Your Horoscope

Horoscope ISSUE 43•50 Dec 11, 2007
  • Your Birthday Today The stars agree—you're getting way too old for all of this shit.
  • Aries Crackling with the warmth of the season, a yuletide fire will quickly consume your helpless flesh.
  • Taurus An attempt to concentrate on more intellectual pursuits will ultimately fail this week, thanks to that shiny thing over there.
  • Gemini Though not a mood ring by design, your wedding band will soon communicate the misery and hopelessness you feel inside.
  • Cancer You'll be brought to your knees this Thursday by nothing more than a severe and irreversible case of gangrene.
  • Leo While you've reasoned your way out of tricky situations before, a crisis this week involving a fox, a chicken, and a bag of feed will leave you completely stumped.
  • Virgo You've never been the type to ask for help.
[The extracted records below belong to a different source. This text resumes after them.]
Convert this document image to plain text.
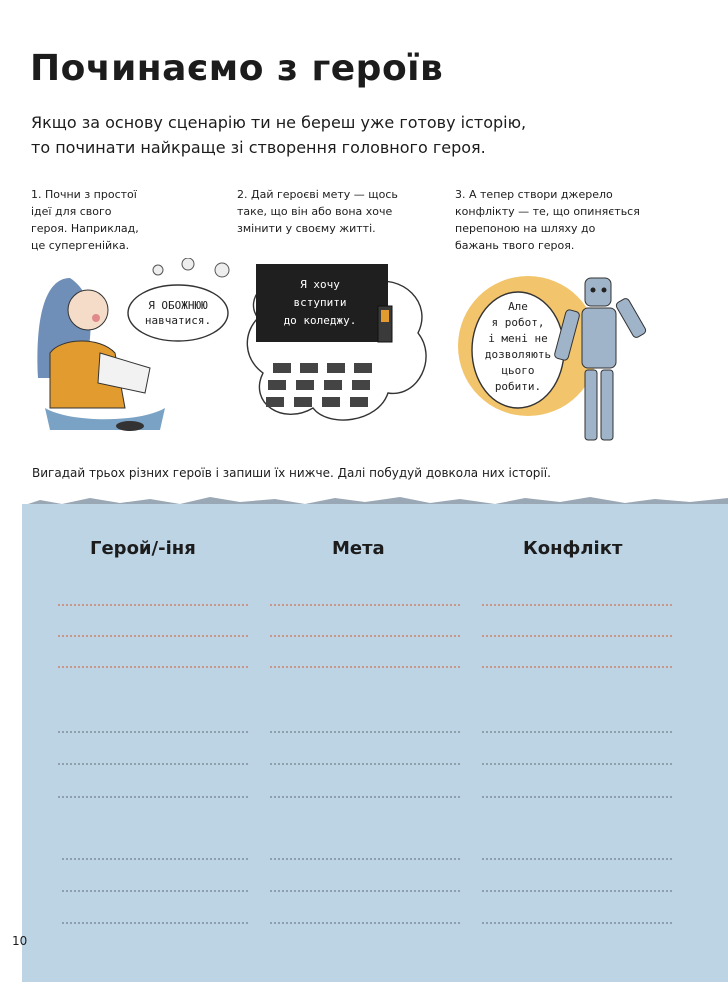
Починаємо з героїв
Якщо за основу сценарію ти не береш уже готову історію,
то починати найкраще зі створення головного героя.
1. Почни з простої
ідеї для свого
героя. Наприклад,
це супергенійка.
2. Дай героєві мету — щось
таке, що він або вона хоче
змінити у своєму житті.
3. А тепер створи джерело
конфлікту — те, що опиняється
перепоною на шляху до
бажань твого героя.
Я ОБОЖНЮЮ
навчатися.
Я хочу
вступити
до коледжу.
Але
я робот,
і мені не
дозволяють
цього
робити.

Вигадай трьох різних героїв і запиши їх нижче. Далі побудуй довкола них історії.

Герой/-іня	Мета	Конфлікт

10
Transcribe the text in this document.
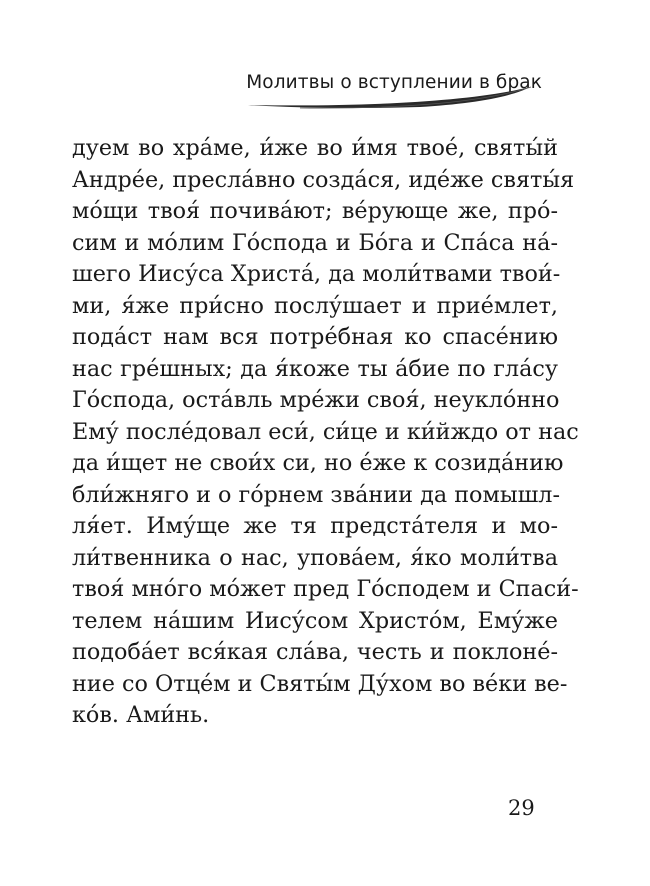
Молитвы о вступлении в брак
дуем во хра́ме, и́же во и́мя твое́, святы́й
Андре́е, пресла́вно созда́ся, иде́же святы́я
мо́щи твоя́ почива́ют; ве́рующе же, про́-
сим и мо́лим Го́спода и Бо́га и Спа́са на́-
шего Иису́са Христа́, да моли́твами твои́-
ми, я́же при́сно послу́шает и прие́млет,
пода́ст нам вся потре́бная ко спасе́нию
нас гре́шных; да я́коже ты а́бие по гла́су
Го́спода, оста́вль мре́жи своя́, неукло́нно
Ему́ после́довал еси́, си́це и ки́йждо от нас
да и́щет не свои́х си, но е́же к созида́нию
бли́жняго и о го́рнем зва́нии да помышл-
ля́ет. Иму́ще же тя предста́теля и мо-
ли́твенника о нас, упова́ем, я́ко моли́тва
твоя́ мно́го мо́жет пред Го́сподем и Спаси́-
телем на́шим Иису́сом Христо́м, Ему́же
подоба́ет вся́кая сла́ва, честь и поклоне́-
ние со Отце́м и Святы́м Ду́хом во ве́ки ве-
ко́в. Ами́нь.
29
Sadly, though, you've always been the type to beg for it.
  • Libra An engrossing read will soon transport you to a strange and faraway land, leaving you stranded in Harlem after 30 missed stops.
  • Scorpio Your lucky 19th century German-language philosophers for this week are: Heidegger, Nietzsche, Schopenhauer, and Wundt.
  • Sagittarius The National Institute Of Raised Expectations Followed By Disappointing Results will come very close to honoring you this week.
  • Capricorn You never thought having a kid could be so exhausting, but then staying one step ahead of Child Protective Services does take its toll.
  • Aquarius The rise of Venus in your sign can only mean one thing: This will be a great week to read too much into stuff.
  • Pisces Speak directly from the heart this week. Tell your loved one, "Re-circulate the blood! Re-circulate the blood! Re-circulate the blood!"